Objectives To present a nomogram for prediction of overall survival (OS) in locally advanced cervical cancer patients (LACC) undergoing definitive radiochemotherapy including image guided adaptive brachytherapy (IGABT).

Methods We retrospectively reviewed 720 patients with LACC acrrued onto the RetroEMBRACE database (12 international institutions). All patients were treated with External Beam Radiotherapy (EBRT) concurrent with Chemotherapy (CHT) and MRI/CT-guided brachytherapy. Missing data (7.2%) were imputed by multiple imputations and predictive mean matching. Stepwise selection of predictive factors with the Akaike information criterion (AIC) was used to obtain a predictive model and construct a nomogram for OS predictions 60 months from diagnosis. The model was internally validated by concordance probability as a measure of discrimination and a calibration plot (both corrected for optimism using bootstrap cross-validation).

Results Through the predictive model (AIC), seven factors were selected to develop the nomogram: FIGO stage (2B vs.1A,1B,2A; 3A,3B,4A,4B vs.1A,1B,2A), age, corpus involvement, lymph node status, concurrent chemotherapy given, overall treatment time, volume of the high risk clinical target volume at the time of first brachytherapy (CTVHR). CTVHR is considered surrogate for response at concurrent EBRT+CHT. This OS nomogram had a satisfactory calibration and useful discrimination (concordance probability c=0.74).

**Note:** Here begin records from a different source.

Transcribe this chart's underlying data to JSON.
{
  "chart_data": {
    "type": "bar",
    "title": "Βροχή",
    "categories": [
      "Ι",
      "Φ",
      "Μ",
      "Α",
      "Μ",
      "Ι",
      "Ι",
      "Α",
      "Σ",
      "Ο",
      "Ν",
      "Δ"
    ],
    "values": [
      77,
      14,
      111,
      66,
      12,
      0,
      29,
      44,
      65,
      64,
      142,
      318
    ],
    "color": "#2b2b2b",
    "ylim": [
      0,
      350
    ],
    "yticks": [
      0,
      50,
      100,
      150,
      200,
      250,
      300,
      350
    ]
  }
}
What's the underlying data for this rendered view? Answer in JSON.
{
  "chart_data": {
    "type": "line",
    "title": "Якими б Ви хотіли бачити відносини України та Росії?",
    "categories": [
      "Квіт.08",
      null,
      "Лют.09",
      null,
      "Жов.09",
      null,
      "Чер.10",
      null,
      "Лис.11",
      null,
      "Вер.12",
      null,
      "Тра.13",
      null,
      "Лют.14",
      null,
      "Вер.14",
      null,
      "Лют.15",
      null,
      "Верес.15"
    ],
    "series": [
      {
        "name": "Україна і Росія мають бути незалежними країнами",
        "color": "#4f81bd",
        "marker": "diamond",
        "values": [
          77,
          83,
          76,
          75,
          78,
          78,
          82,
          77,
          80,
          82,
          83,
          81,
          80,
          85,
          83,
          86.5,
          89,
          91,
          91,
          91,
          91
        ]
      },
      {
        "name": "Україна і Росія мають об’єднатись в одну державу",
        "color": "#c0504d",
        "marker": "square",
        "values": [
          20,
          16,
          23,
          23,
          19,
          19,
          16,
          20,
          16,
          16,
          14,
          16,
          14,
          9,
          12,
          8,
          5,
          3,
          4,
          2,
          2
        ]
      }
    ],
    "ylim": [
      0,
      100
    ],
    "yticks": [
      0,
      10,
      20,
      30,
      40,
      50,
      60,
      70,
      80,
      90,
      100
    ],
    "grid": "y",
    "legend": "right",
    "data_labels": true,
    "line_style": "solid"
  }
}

Conclusions Prognostic factors were used to develop the first nomogram for 5-year OS in patients with LACC in the setting of IGABT treatment. Response to concurrent EBRT and CHT (CTVHR) seems to be a new essential outcome predictor for OS. These nomograms can be used to better estimate individual and collective outcomes and may facilitate personalized patient counselling during the treatment.